COVID-19 and Healthcare workers
This week’s expert:
Prof Raina MacIntyre, NHMRC Principal Research Fellow and Head of the Biosecurity Program, Kirby Institute, University of NSW
Drawn from Dr David Lim’s interview with Professor Raina MacIntyre on the Healthed Podcast, ‘Going Viral’.
• It has become very apparent in this pandemic that healthcare workers are particularly vulnerable to becoming infected with COVID-19
• The virus can be aerosolised and can accumulate over time, especially in closed environments. So while the quantity of virus expelled in a normal breath is far less than that that expelled in a cough or sneeze, the greater number of breaths taken over time means the virus can accumulate to infective levels.
• Many hospitals are older and have not been designed to reduce airborne infections
• While PPE should theoretically be the last line of defence for healthcare workers in ensuring they don’t catch the infection, it is often the only protection afforded these workers
• Unlike other industries where occupational health and safety would work towards reducing the exposure to the risk, in health – the patient is the at-risk exposure – you cannot eliminate the hazard.
• Healthcare workers deserve to have optimal protection – it is a work health and safety issue. The fact that, in Australia over 3000 healthcare workers have become infected with COVID-19, strongly suggests our current protective measures aren’t working.
• We learned from the first SARS outbreak in 2003 that adequate protection is vital for healthcare workers. In Canada, authorities in Toronto believed that SARS was spread through droplets only, and respirators were not necessary for healthcare workers. Toronto had a major outbreak among healthcare workers including three deaths, compared with Vancouver where respirators were given to all health staff and no such outbreak occurred.
• In Victoria a number of hospitals with COVID-19 patients are giving staff respirators, but not all.
• The two key public health measures that are vital in fighting a pandemic are identifying the active cases (so test, test, test) and contact tracing.

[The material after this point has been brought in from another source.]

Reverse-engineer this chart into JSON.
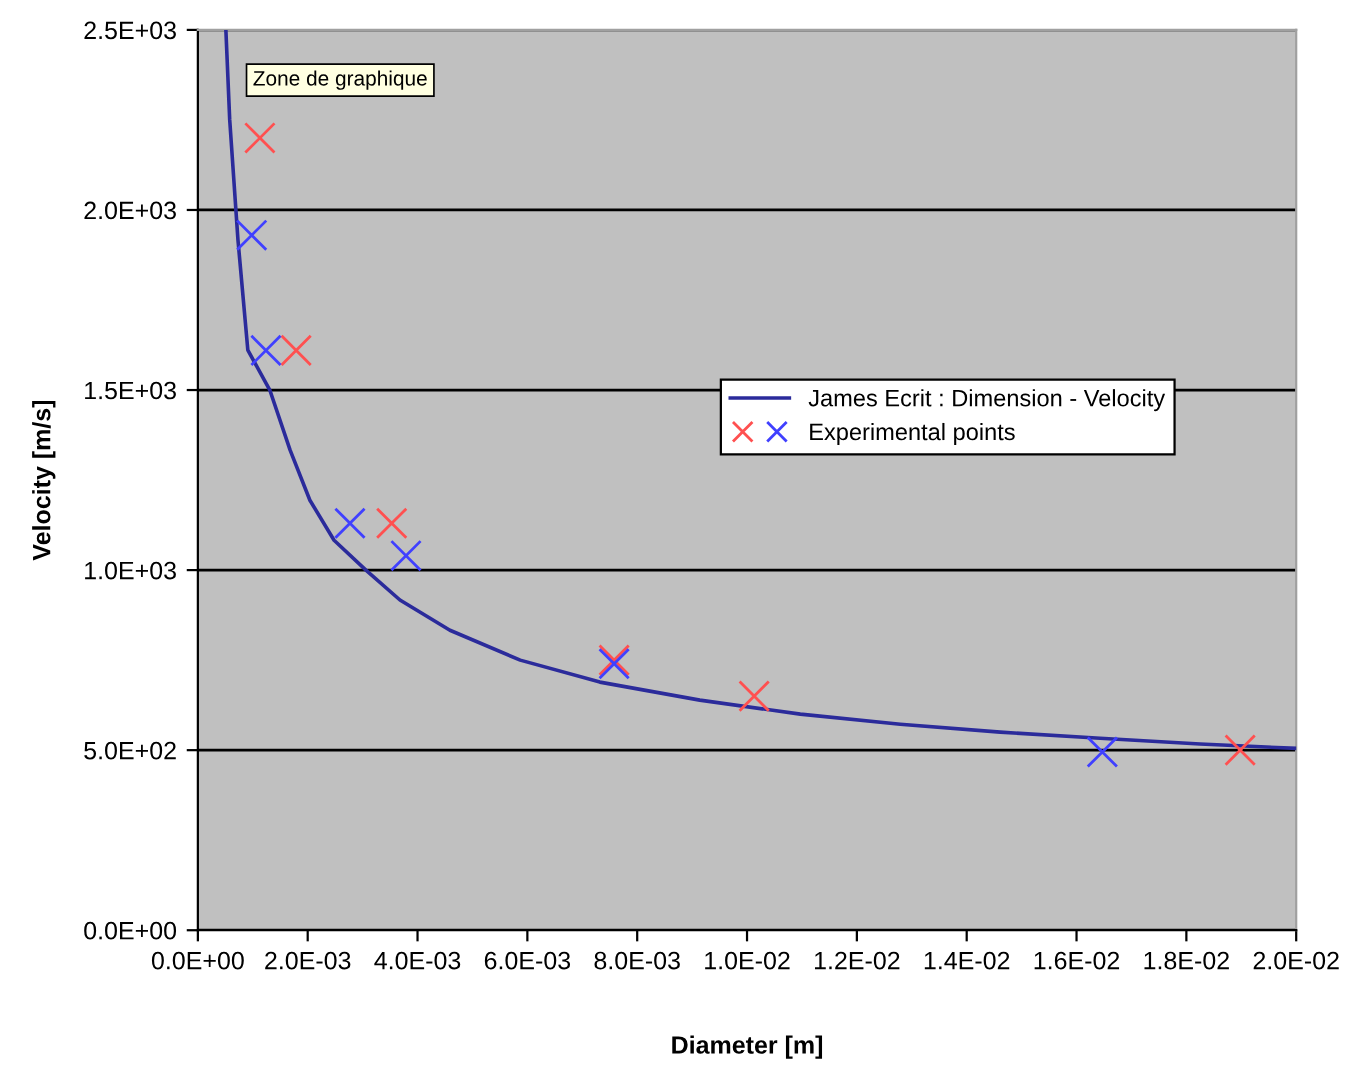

• Contact tracing needs to be done as a matter of urgency (within 24 hours) as most people have between 10-20 contacts per day, so delays increase the number of potential patients exponentially. According to current estimates, a patient with COVID-19 will infect about 25% of close contacts.
• In Victoria, which has the most impoverished health system in the country, there simply were not the resources to effectively and quickly do the necessary contact tracing when the state was recording more than 700 cases a day.
• Once new case numbers get too high for contact tracing resources to manage, digital tracing needs to be done. If this is not possible then lockdown of the community is required.
• Digital tracing in the form of the COVIDSafe app has, to date, not been effective. This is partly due some technical issues (mainly on iphones) but also because of the app’s poor uptake.